Suleiman’s concerns about consciousness resonate. In October, California Governor Gavin Newsom signed SB 243, requiring chatbots to identify themselves as AI and instruct minors to “take a break” every three hours.
Last week, Microsoft announced new features for its Copilot AI service, including an AI companion called Mico and the ability to use Copilot in group chats with other users. Suleiman said Microsoft is building services that recognize that they are AI.
“Simply put, we are always creating AI that works for humans,” he says.
There’s a lot of room for individuality, he added.
“The knowledge is there and the model is very responsive,” Suleiman said. “It’s up to everyone to try to create an AI personality with the values that they want to see, use, and interact with.”
Suleiman highlighted a feature Microsoft launched last week called Real Talk. This is Copilot’s conversational style, designed to challenge the user’s perspective rather than the sycophant’s.

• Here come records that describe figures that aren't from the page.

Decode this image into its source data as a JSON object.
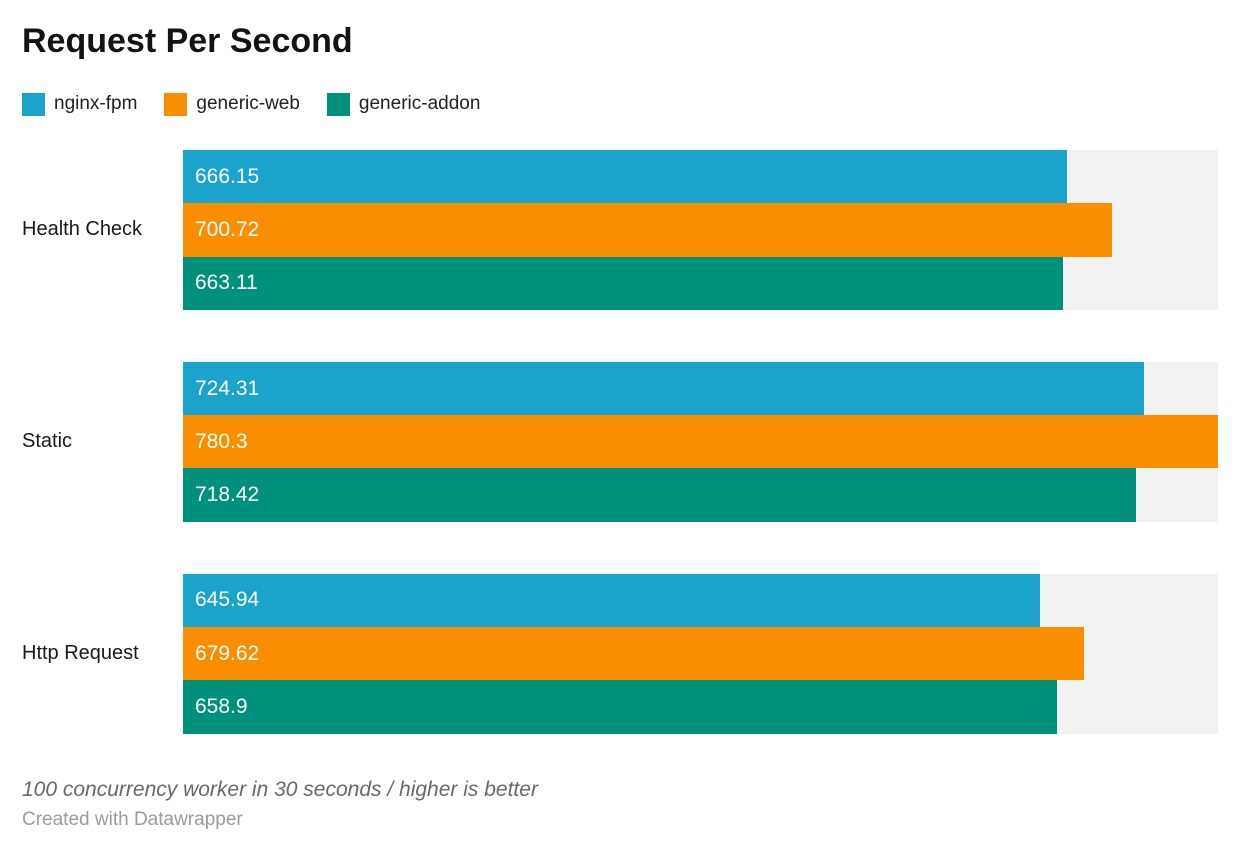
{
  "header": {
    "title": "Request Per Second"
  },
  "footer": {
    "note": "100 concurrency worker in 30 seconds / higher is better",
    "credit": "Created with Datawrapper"
  },
  "colors": {
    "nginx_fpm": "#1BA3CB",
    "generic_web": "#F98E00",
    "generic_addon": "#00917C",
    "bar_track": "#F2F2F2",
    "value_text": "#FFFFFF"
  },
  "chart_data": {
    "type": "bar",
    "orientation": "horizontal",
    "title": "Request Per Second",
    "xlabel": "",
    "ylabel": "",
    "xlim": [
      0,
      780.3
    ],
    "grid": false,
    "legend_position": "top",
    "track_color": "#F2F2F2",
    "categories": [
      "Health Check",
      "Static",
      "Http Request"
    ],
    "series": [
      {
        "name": "nginx-fpm",
        "color": "#1BA3CB",
        "values": [
          666.15,
          724.31,
          645.94
        ]
      },
      {
        "name": "generic-web",
        "color": "#F98E00",
        "values": [
          700.72,
          780.3,
          679.62
        ]
      },
      {
        "name": "generic-addon",
        "color": "#00917C",
        "values": [
          663.11,
          718.42,
          658.9
        ]
      }
    ],
    "value_labels": [
      [
        "666.15",
        "700.72",
        "663.11"
      ],
      [
        "724.31",
        "780.3",
        "718.42"
      ],
      [
        "645.94",
        "679.62",
        "658.9"
      ]
    ]
  }
}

Suleiman described the reality as brash, calling him the “ultimate contradiction” for accelerating AI development at Microsoft while warning of the dangers of AI in his books, and said he has recently become exasperated by this.
“This was just a magical use case, because in a way it made me feel like I was actually being watched,” Suleiman said, noting that AI itself is full of contradictions.
“It’s overwhelming in a way, but completely magical at the same time,” he said. “And if you’re not afraid of it, you don’t really understand it. You should be afraid of it. Fear is healthy. Skepticism is necessary. We don’t need unbridled accelerationism.”